Albany NY Law Firm

People admitted to a hospital are not expected to be — and usually are not — experts in hospital policies and practices. This is no surprise.  Why would they be ? No one studies up for a hospital admission.

Therefore, a reasonable but often mistaken assumption of  patients when admitted to a hospital is that they will receive the results of all tests ordered for them in the hospital. This is not a correct assumption.  We discuss why below, and explain the importance of knowing about “incidental findings” showing up during your hospital stay.

Hospital staff are not primary care physicians. They are usually part of a service (group or department of doctors) such as trauma, neurosurgery, cardiac, critical care, or orthopedics. They will treat you for your admitting condition that brought you to their service. They may order a consult for a related condition, but they are not comprehensively reviewing your health condition. If it does not relate to the admitting condition for which they are treating you, do not assume that they will engage or treat that condition.  This makes sense.  They are only treating you for the condition or injury that caused your hospitalization.
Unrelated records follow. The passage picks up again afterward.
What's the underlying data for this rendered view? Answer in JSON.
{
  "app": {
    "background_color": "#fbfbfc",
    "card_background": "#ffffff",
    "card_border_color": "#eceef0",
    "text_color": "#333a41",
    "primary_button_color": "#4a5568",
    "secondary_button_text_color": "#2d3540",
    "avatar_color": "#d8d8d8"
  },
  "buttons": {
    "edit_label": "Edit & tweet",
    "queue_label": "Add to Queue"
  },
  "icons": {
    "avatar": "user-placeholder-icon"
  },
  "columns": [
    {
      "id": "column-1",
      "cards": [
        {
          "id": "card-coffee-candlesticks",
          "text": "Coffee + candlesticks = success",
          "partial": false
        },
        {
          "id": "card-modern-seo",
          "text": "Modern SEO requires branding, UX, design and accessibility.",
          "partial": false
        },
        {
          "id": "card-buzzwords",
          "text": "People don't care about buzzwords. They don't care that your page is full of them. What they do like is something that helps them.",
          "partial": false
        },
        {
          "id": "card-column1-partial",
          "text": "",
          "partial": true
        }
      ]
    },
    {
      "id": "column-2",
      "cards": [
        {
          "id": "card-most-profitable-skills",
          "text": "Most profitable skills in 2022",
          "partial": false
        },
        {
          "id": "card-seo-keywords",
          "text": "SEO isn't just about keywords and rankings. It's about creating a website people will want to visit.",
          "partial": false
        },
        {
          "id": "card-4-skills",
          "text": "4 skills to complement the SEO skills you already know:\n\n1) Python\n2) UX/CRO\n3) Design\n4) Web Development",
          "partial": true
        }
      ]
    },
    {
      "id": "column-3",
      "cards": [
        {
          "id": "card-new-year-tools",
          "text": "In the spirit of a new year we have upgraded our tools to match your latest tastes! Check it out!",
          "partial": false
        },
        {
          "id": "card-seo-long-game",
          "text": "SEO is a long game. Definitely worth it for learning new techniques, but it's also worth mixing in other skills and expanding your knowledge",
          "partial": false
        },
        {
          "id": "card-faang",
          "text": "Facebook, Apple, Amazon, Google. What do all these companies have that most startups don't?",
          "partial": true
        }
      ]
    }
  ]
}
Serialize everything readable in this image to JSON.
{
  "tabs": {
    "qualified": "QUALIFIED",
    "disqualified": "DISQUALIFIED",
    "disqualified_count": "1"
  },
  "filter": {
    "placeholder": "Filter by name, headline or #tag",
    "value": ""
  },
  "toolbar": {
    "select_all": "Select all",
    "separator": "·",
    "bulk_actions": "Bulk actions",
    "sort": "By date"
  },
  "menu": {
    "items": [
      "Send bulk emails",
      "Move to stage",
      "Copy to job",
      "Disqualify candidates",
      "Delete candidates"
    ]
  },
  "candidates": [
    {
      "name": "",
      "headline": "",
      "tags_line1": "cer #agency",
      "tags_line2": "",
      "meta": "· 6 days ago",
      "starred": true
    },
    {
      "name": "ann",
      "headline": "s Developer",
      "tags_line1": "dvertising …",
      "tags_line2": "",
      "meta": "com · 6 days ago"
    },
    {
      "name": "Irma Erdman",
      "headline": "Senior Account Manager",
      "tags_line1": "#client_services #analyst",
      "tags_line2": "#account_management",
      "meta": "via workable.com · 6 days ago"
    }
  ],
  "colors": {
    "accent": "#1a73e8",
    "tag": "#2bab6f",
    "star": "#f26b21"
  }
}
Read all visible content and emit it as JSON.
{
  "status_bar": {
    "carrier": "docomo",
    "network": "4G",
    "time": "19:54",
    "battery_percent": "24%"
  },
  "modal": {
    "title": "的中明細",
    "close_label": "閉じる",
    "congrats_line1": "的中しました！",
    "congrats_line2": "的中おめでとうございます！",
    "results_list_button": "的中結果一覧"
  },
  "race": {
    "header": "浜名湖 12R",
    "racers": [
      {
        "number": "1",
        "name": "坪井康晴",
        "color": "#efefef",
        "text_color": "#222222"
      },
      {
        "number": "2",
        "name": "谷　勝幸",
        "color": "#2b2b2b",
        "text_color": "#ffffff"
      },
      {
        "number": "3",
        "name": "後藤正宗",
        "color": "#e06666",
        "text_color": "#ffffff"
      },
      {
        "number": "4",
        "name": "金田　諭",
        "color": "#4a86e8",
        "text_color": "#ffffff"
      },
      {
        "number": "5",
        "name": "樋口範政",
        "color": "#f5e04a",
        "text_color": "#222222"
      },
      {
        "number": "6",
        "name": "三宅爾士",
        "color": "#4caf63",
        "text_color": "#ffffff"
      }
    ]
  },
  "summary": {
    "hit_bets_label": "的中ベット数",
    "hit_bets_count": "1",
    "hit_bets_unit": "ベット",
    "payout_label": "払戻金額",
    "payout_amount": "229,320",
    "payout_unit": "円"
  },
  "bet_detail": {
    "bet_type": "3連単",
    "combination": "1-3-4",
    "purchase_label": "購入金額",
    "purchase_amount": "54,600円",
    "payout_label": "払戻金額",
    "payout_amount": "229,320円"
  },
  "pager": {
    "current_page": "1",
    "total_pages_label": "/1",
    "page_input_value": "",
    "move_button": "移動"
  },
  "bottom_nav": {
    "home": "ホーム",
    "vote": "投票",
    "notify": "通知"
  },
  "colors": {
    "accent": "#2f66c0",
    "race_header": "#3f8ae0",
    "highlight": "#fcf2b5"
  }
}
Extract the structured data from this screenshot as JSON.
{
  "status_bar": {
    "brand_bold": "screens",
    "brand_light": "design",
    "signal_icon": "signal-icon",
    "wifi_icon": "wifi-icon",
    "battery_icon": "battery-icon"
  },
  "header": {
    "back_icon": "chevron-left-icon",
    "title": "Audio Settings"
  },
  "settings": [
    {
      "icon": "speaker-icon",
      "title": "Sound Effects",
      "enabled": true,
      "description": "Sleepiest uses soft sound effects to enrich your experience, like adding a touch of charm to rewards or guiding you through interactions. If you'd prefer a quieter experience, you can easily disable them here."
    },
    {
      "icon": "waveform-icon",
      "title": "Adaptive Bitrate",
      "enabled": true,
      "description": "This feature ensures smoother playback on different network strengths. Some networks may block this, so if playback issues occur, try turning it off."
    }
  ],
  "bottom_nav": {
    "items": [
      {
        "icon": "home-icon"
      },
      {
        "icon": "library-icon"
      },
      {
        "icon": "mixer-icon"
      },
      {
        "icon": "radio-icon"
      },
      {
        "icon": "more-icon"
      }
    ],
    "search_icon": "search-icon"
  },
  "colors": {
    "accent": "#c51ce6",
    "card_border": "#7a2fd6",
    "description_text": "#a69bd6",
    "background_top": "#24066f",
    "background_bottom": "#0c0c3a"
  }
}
This also may hold true when a service  (i.e. orthopedics, or trauma) orders tests for the condition for which they are treating you in the hospital.  Those tests may come back negative for questions about the admitting condition but show what is called an “incidental finding.” This is something that shows up on a test result that is not related to the reason the service or doctor ordered the test result.  These incidental findings can be critically important to you, but unrelated to the reason you are in the hospital. The classic example is a cancerous lung nodule that shows up an x-ray for rib fractures.  While not relevant to the rib fractures, the cancerous lung nodule might be fatal down the road.

Radiologists have well developed practices and procedures for advising the attending physician about such an incidental finding in this example.   However, other medical specialty group practices may not have established procedures. For example, a trauma service group that receives an echocardiogram that shows an aortic aneurysm but is clear for trauma related findings, may not tell the patient or her primary care provider about the aortic aneurysm.  The rationale often stated is that the aortic aneurysm is small and not an immediate problem, and that it is not a trauma issue that would be handled during the admission at issue.    In one such case, the patient died four months after the hospital stay from such aortic aneurysm.   No one could explain why the patient, his wife, or the primary care physician were not informed of the aortic aneurysm.

New York state has rules and regulations that speak to what must be disclosed to the patient and her primary care provider.  See 10 NYCRR 405.7 and 405.9.

There are three things that you can do to determine whether a potentially dangerous incidental finding has surfaced during your hospital stay:

  1. Once a test result comes back, a good question to ask the medical provider in the hospital ordering the test — “Is there anything in these test results that is not important to your care but that I should discuss with my primary care physician after discharge?” This is also a good question to ask the medical provider discharging you from the hospital.
  2. After discharge, call your primary care physician and ask if she has received the hospital discharge summary and any test results from the hospital and whether an appointment is necessary to follow up. Then ask her the same question.
  3. After discharge, order your hospital admission records from the hospital. You can usually get them on disc from the hospital medical records department for $6.50. Review them with the understanding that much of the record will be daily charting of your hospital stay. Also please remember that you are not a doctor and that what might seem concerning to you might not raise an eyebrow for an experienced clinician. However, if there are test results or findings that appear concerning to you, discuss them with your primary care physician. More than likely, they will turn out to be nothing. Statistically, most incidental findings are benign and do not require follow up.  However, not always. Sometimes test results or findings from a hospitalization need attention after discharge for your future life and safety.

So yes, it takes a bit of extra work, and follow-up.  But better safe than sorry to ensure that there is no incidental finding that is better dealt with now than later.